Richard T . While I have to agree with you about the T's and C's of contracts, and to the Scottish Government having to stand up in court, when are people going to realise that we're fast approaching a point where it doesn't matter what your contracts say - there's *no* money. End Of debate. End of "entitlement". End of contract. It's crystal clear that if the public sector had to account for pension provision using the exact same rules/criteria as the private sector it would be obvious that almost all are carrying a pension burden which is simply impossible for them to fund. They would be shown to be bankrupt. I'm very afraid of the social consequences when it finally dawns that the money's gone, it's been squandered, abused and stolen.
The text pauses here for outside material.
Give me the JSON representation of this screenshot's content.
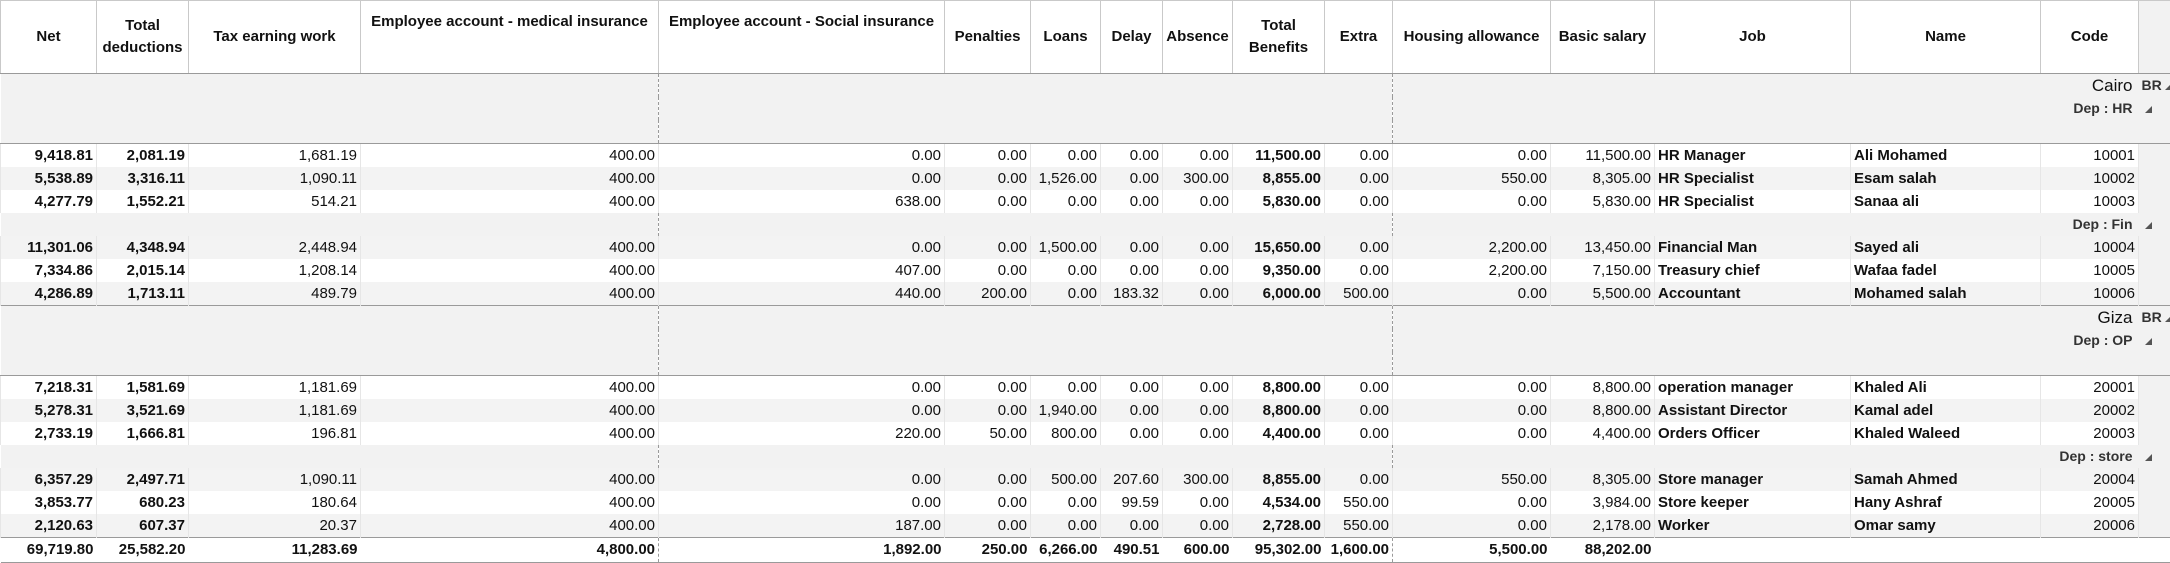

I'm really gloomy about this. Either the stories and facts and analysis you can read on the blogosphere/web are all totally wrong and we really can continue to borrow more money than we earn and just increase our debts without any care for repayment, or we've got to face the reality that it's got to change. We've got a wierd form of social blindness. We can't see the reality of the precipice we're on. Someone else said it's 59 seconds to midnight for economic oblivion.

God, I truly hope the blogosphere/web folk are wrong, otherwise we just don't know what we might be living with in the scarily near future.
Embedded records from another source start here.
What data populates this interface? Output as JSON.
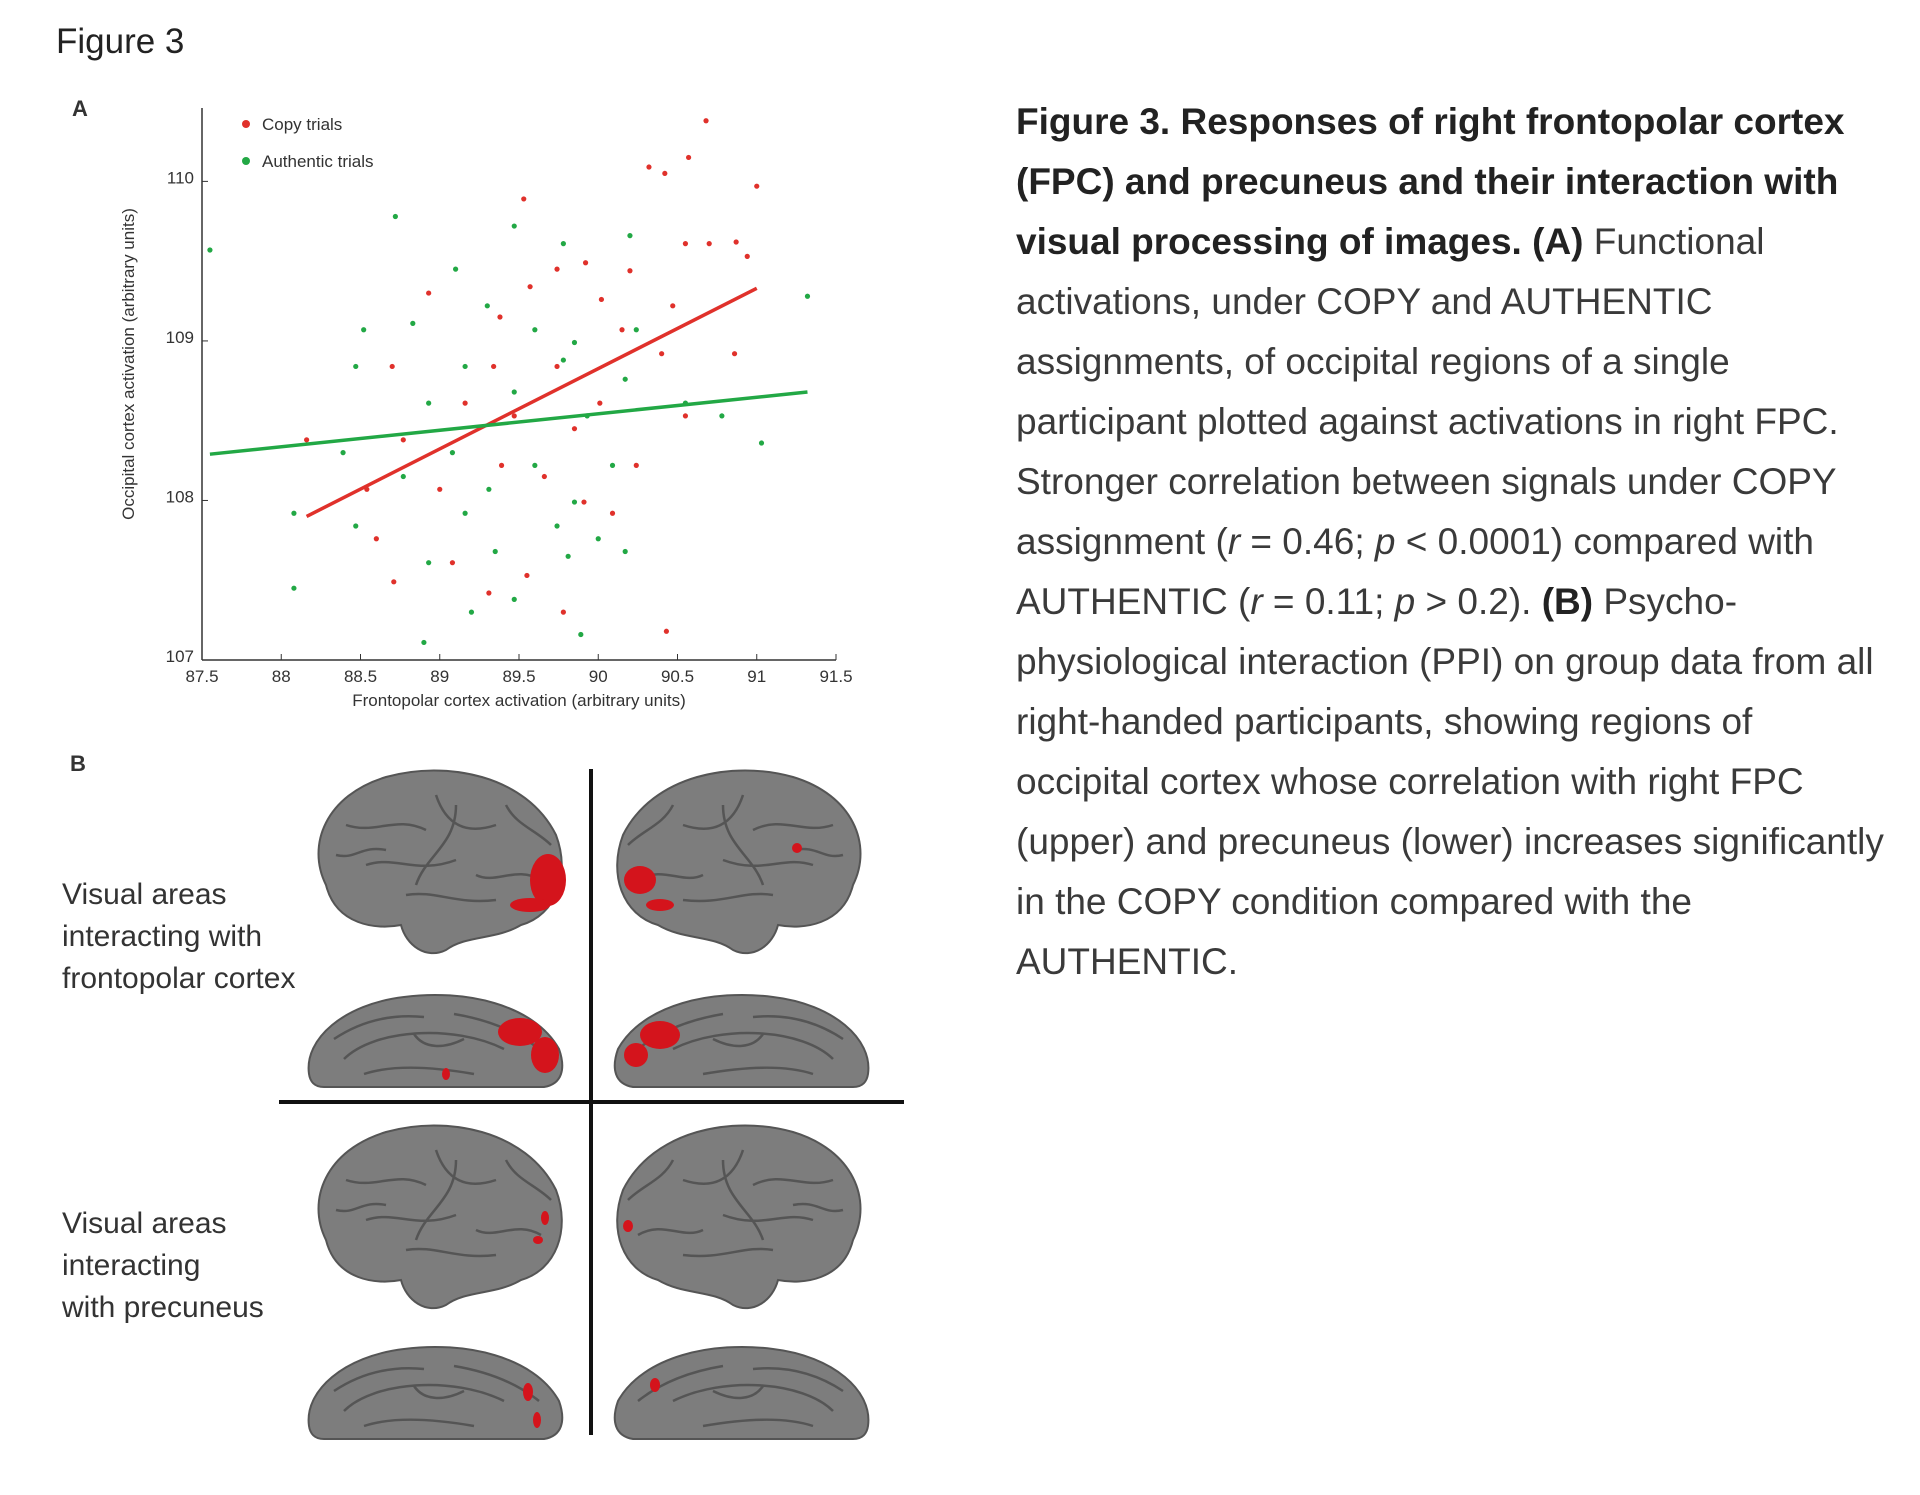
{
  "heading": "Figure 3",
  "panels": {
    "a": "A",
    "b": "B"
  },
  "chart_data": {
    "type": "scatter",
    "xlabel": "Frontopolar cortex activation (arbitrary units)",
    "ylabel": "Occipital cortex activation (arbitrary units)",
    "xlim": [
      87.5,
      91.5
    ],
    "ylim": [
      107,
      110.46
    ],
    "xticks": [
      87.5,
      88,
      88.5,
      89,
      89.5,
      90,
      90.5,
      91,
      91.5
    ],
    "yticks": [
      107,
      108,
      109,
      110
    ],
    "legend": "upper left",
    "series": [
      {
        "name": "Copy trials",
        "color": "#e0312b",
        "x": [
          90.68,
          90.57,
          90.32,
          90.42,
          91.0,
          89.53,
          90.87,
          90.55,
          89.92,
          89.57,
          90.02,
          90.2,
          90.47,
          90.15,
          88.93,
          88.7,
          89.34,
          89.74,
          90.4,
          90.86,
          89.16,
          89.47,
          89.85,
          88.16,
          88.77,
          89.39,
          89.66,
          90.24,
          88.54,
          89.0,
          89.91,
          90.09,
          88.6,
          89.08,
          89.55,
          89.78,
          90.43,
          88.71,
          89.31,
          90.7,
          90.94,
          89.74,
          89.38,
          90.01,
          90.55
        ],
        "values": [
          110.38,
          110.15,
          110.09,
          110.05,
          109.97,
          109.89,
          109.62,
          109.61,
          109.49,
          109.34,
          109.26,
          109.44,
          109.22,
          109.07,
          109.3,
          108.84,
          108.84,
          108.84,
          108.92,
          108.92,
          108.61,
          108.53,
          108.45,
          108.38,
          108.38,
          108.22,
          108.15,
          108.22,
          108.07,
          108.07,
          107.99,
          107.92,
          107.76,
          107.61,
          107.53,
          107.3,
          107.18,
          107.49,
          107.42,
          109.61,
          109.53,
          109.45,
          109.15,
          108.61,
          108.53
        ]
      },
      {
        "name": "Authentic trials",
        "color": "#22a845",
        "x": [
          87.55,
          88.72,
          89.47,
          89.78,
          90.2,
          89.1,
          88.52,
          88.83,
          89.3,
          89.6,
          89.85,
          90.24,
          88.47,
          89.16,
          89.78,
          90.17,
          91.32,
          88.93,
          89.47,
          89.93,
          90.55,
          90.78,
          91.03,
          88.39,
          89.08,
          89.6,
          90.09,
          88.77,
          89.31,
          89.85,
          88.47,
          89.16,
          89.74,
          90.0,
          88.93,
          89.35,
          89.81,
          88.08,
          89.2,
          89.47,
          89.89,
          88.9,
          88.08,
          90.17
        ],
        "values": [
          109.57,
          109.78,
          109.72,
          109.61,
          109.66,
          109.45,
          109.07,
          109.11,
          109.22,
          109.07,
          108.99,
          109.07,
          108.84,
          108.84,
          108.88,
          108.76,
          109.28,
          108.61,
          108.68,
          108.53,
          108.61,
          108.53,
          108.36,
          108.3,
          108.3,
          108.22,
          108.22,
          108.15,
          108.07,
          107.99,
          107.84,
          107.92,
          107.84,
          107.76,
          107.61,
          107.68,
          107.65,
          107.45,
          107.3,
          107.38,
          107.16,
          107.11,
          107.92,
          107.68
        ]
      }
    ],
    "fits": [
      {
        "color": "#e0312b",
        "x": [
          88.16,
          91.0
        ],
        "values": [
          107.9,
          109.33
        ]
      },
      {
        "color": "#22a845",
        "x": [
          87.55,
          91.32
        ],
        "values": [
          108.29,
          108.68
        ]
      }
    ]
  },
  "row_labels": [
    [
      "Visual areas",
      "interacting with",
      "frontopolar cortex"
    ],
    [
      "Visual areas",
      "interacting",
      "with precuneus"
    ]
  ],
  "caption": [
    {
      "style": "bold",
      "text": "Figure 3. Responses of right frontopolar cortex (FPC) and precuneus and their interaction with visual processing of images. (A)"
    },
    {
      "style": "normal",
      "text": " Functional activations, under COPY and AUTHENTIC assignments, of occipital regions of a single participant plotted against activations in right FPC. Stronger correlation between signals under COPY assignment ("
    },
    {
      "style": "italic",
      "text": "r"
    },
    {
      "style": "normal",
      "text": " = 0.46; "
    },
    {
      "style": "italic",
      "text": "p"
    },
    {
      "style": "normal",
      "text": " < 0.0001) compared with AUTHENTIC ("
    },
    {
      "style": "italic",
      "text": "r"
    },
    {
      "style": "normal",
      "text": " = 0.11; "
    },
    {
      "style": "italic",
      "text": "p"
    },
    {
      "style": "normal",
      "text": " > 0.2). "
    },
    {
      "style": "bold",
      "text": "(B)"
    },
    {
      "style": "normal",
      "text": " Psycho-physiological interaction (PPI) on group data from all right-handed participants, showing regions of occipital cortex whose correlation with right FPC (upper) and precuneus (lower) increases significantly in the COPY condition compared with the AUTHENTIC."
    }
  ]
}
I'll put my soapbox away for a while I think.......

hatfield girl said...

Feeling uncomfily o/t here again, but where is that underground system in the photo exactly? It's not exactly the People's Palaces of Moscow, is it? Or even the bourgeois Brussels underground, not even Rome's metropolitana, can't even make it to the London Tube standards. One crowd surge on that mean system platform and half the passengers would be over and onto the track on the other side. How much was paid for this? By whom?
This underground reminds me of the (overground) motorway system in Calabria and Sicily. What has been going on in Scotland?

subrosa said...

Oh Marvo, I don't need them. My libido is in fine shape because I can still mow the grass and iron reasonably well. :)

subrosa said...

Clarinda, I've just remembered a post I was going to do about the NHS. Will try to find the references and do it in the next couple of days.

Please take your BP tablets now, although I'm sure you read it too.

subrosa said...

Andrew I think you have a right to be worried, many are. The crunch won't come for a wee while yet, not until the results of the newly printed notes kick in.

subrosa said...

HG, that is a picture of the Glasgow metro. This quango are responsible for running it efficiently and also other public transport in Glasgow.

I understand, since the quango came into being, the metro is in a worse shape than before.

In defence of the metro it has been there for many years. It's just not been modernised.

emma said...

or even washed by the looks of things! Apart from coming up with ideas that they havent really thought thru (Airport Link etc) what exactly do SPT do for their money?